Chief Claims Officer Keith Daly told Fortune that Farmers expects to train roughly 50 adjusters with the help of VR by the end of this year. The insurer eventually intends to bring thousands of claims adjusters through the VR program. “We believe that virtual reality is going to be able to shorten the learning curve [for workers] because we will be able to provide so many more experiences,” Daly explained.
A House Tour
The Farmers program provides claims adjusters with an immersive simulation of their typical duties. In one VR module, for example, adjusters “tour” a house pocked by water leaks. As they scan the virtual surroundings, they spot damage that could have been caused by an overflowing toilet or busted dishwasher and note the problem in a VR iPad device.
The exercise, which takes about 15 minutes, enables Farmers to grade adjusters on their ability to discover damage as well as their efforts to start repairs on the home. Each VR course can be programmed with different scenarios with varying difficulty levels for each trainee. Instruction is completely interactive, with adjusters able to virtually move furniture, open cabinets, or perform other routine tasks.
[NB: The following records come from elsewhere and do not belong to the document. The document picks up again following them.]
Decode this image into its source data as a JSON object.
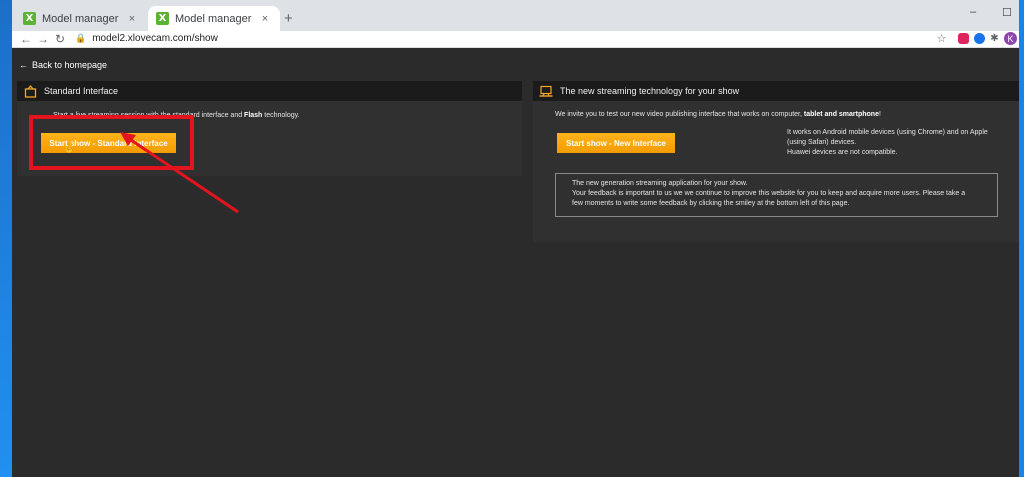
{
  "tabs": [
    {
      "label": "Model manager - Settings",
      "favicon": "X",
      "active": false
    },
    {
      "label": "Model manager - Show",
      "favicon": "X",
      "active": true
    }
  ],
  "tab_close_glyph": "×",
  "newtab_glyph": "+",
  "window": {
    "minimize": "–",
    "maximize": "☐"
  },
  "nav": {
    "back": "←",
    "forward": "→",
    "reload": "↻"
  },
  "address_bar": {
    "url": "model2.xlovecam.com/show"
  },
  "profile_initial": "K",
  "page": {
    "back_link": "Back to homepage",
    "standard": {
      "title": "Standard Interface",
      "description_pre": "Start a live streaming session with the standard interface and ",
      "description_bold": "Flash",
      "description_post": " technology.",
      "button": "Start show - Standard Interface"
    },
    "new": {
      "title": "The new streaming technology for your show",
      "invite_pre": "We invite you to test our new video publishing interface that works on computer, ",
      "invite_bold": "tablet and smartphone",
      "invite_post": "!",
      "button": "Start show - New Interface",
      "compat_line1": "It works on Android mobile devices (using Chrome) and on Apple",
      "compat_line2": "(using Safari) devices.",
      "compat_line3": "Huawei devices are not compatible.",
      "info_line1": "The new generation streaming application for your show.",
      "info_line2": "Your feedback is important to us we we continue to improve this website for you to keep and acquire more users. Please take a",
      "info_line3": "few moments to write some feedback by clicking the smiley at the bottom left of this page."
    }
  },
  "colors": {
    "accent_button": "#f39c00",
    "annotation": "#e4141e",
    "page_bg": "#2b2b2b",
    "panel_header": "#1b1b1b"
  }
}
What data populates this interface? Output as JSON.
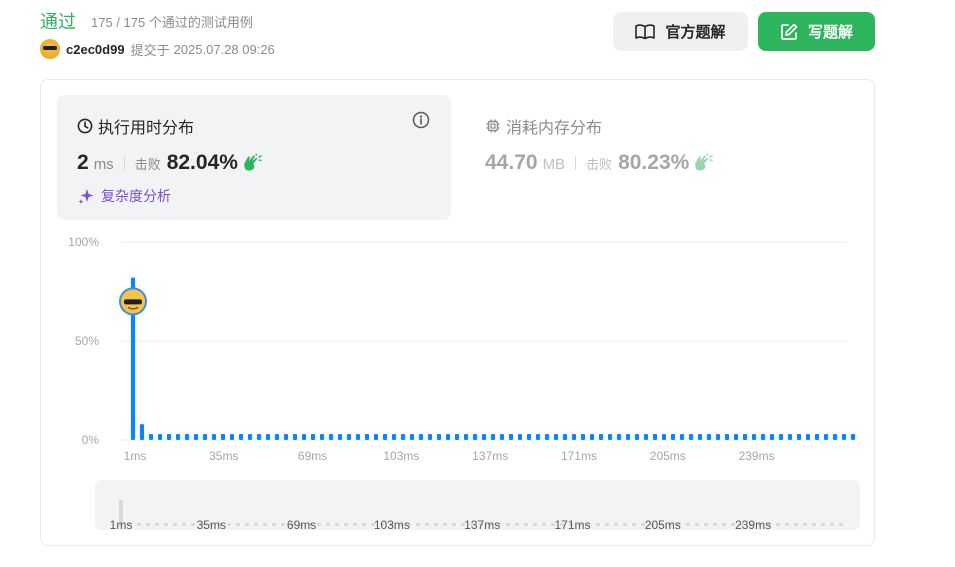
{
  "header": {
    "status": "通过",
    "cases": "175 / 175 个通过的测试用例",
    "username": "c2ec0d99",
    "submit_prefix": "提交于",
    "submit_time": "2025.07.28 09:26",
    "official_solution_label": "官方题解",
    "write_solution_label": "写题解"
  },
  "runtime": {
    "title": "执行用时分布",
    "value": "2",
    "unit": "ms",
    "beats_label": "击败",
    "beats_value": "82.04%",
    "complexity_label": "复杂度分析"
  },
  "memory": {
    "title": "消耗内存分布",
    "value": "44.70",
    "unit": "MB",
    "beats_label": "击败",
    "beats_value": "80.23%"
  },
  "colors": {
    "accent_green": "#2db55d",
    "bar_blue": "#0a84ff",
    "purple": "#7b4fd6"
  },
  "chart_data": {
    "type": "bar",
    "ytick_labels": [
      "100%",
      "50%",
      "0%"
    ],
    "ylim": [
      0,
      100
    ],
    "xtick_labels": [
      "1ms",
      "35ms",
      "69ms",
      "103ms",
      "137ms",
      "171ms",
      "205ms",
      "239ms"
    ],
    "minimap_tick_labels": [
      "1ms",
      "35ms",
      "69ms",
      "103ms",
      "137ms",
      "171ms",
      "205ms",
      "239ms"
    ],
    "highlight_index": 0,
    "highlight_value": 70,
    "values": [
      82,
      8,
      3,
      3,
      3,
      3,
      3,
      3,
      3,
      3,
      3,
      3,
      3,
      3,
      3,
      3,
      3,
      3,
      3,
      3,
      3,
      3,
      3,
      3,
      3,
      3,
      3,
      3,
      3,
      3,
      3,
      3,
      3,
      3,
      3,
      3,
      3,
      3,
      3,
      3,
      3,
      3,
      3,
      3,
      3,
      3,
      3,
      3,
      3,
      3,
      3,
      3,
      3,
      3,
      3,
      3,
      3,
      3,
      3,
      3,
      3,
      3,
      3,
      3,
      3,
      3,
      3,
      3,
      3,
      3,
      3,
      3,
      3,
      3,
      3,
      3,
      3,
      3,
      3,
      3,
      3
    ]
  }
}
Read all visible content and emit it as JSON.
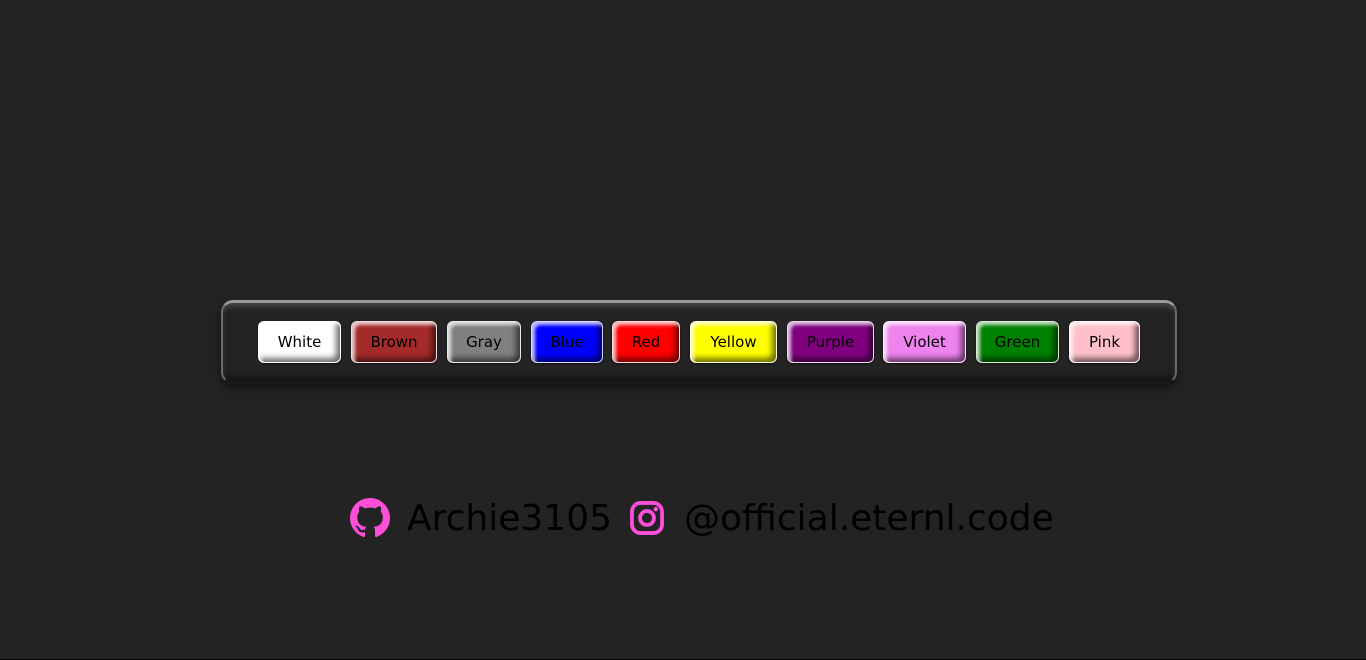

Designed by VR production company Talespin, Farmers’s VR training program mimics first-person video games. Daly said the company will eventually add more simulations, such as a house hit by hailstorms, to its VR adjuster courses. It currently has stored some 500 replications of real-life scenarios for adjusters to study.
Since the program is so new, Daly said the company has yet to determine whether it actually increases an adjuster’s knowledge and capabilities, but those who have taken the course appear to be more confident. The early results have encouraged Farmers, which hopes that VR will help it train more capable adjusters in less time, Daly told Fortune.
To spread learning opportunities throughout the company, VR courses can be uploaded and viewed on the company’s Facebook for Work account. Farmers even offers an “instant replay” feature for trainees to record and review their sessions for extra learning or practice.
More Tech for the Insurance Industry
Farmers’ venture into virtual reality demonstrates the insurance industry’s increased willingness to embrace new technologies throughout a company’s operations. While insurtech startups like Lemonade grab headlines for their digital apps, traditional insurers are backing insurtech startups, as well. Allianz, for example, has launched a division for the purpose of developing insurtech programs, while Liberty Mutual and USAA have heavily invested in Snapsheet, a virtual auto claim service with $20 million in new financing.
Even independent insurance agents can integrate new tech tools that employ artificial intelligence (AI) into their daily workflow. Similar to Farmers’s VR training lessons, agents can set up virtual assistants to answer basic client questions through a chatbot. For quick auto claim resolution, policyholders can upload after-crash photos to an AI-powered program to analyze the damage.
These technologies are not just for major carriers, like Farmers. They can also be applied in independent insurance agencies at a relatively affordable cost. To optimize operations and capture today’s tech-savvy consumers, independent insurance agents must follow the lead of established insurers and insurtech startups and adopt technology in a deeper way.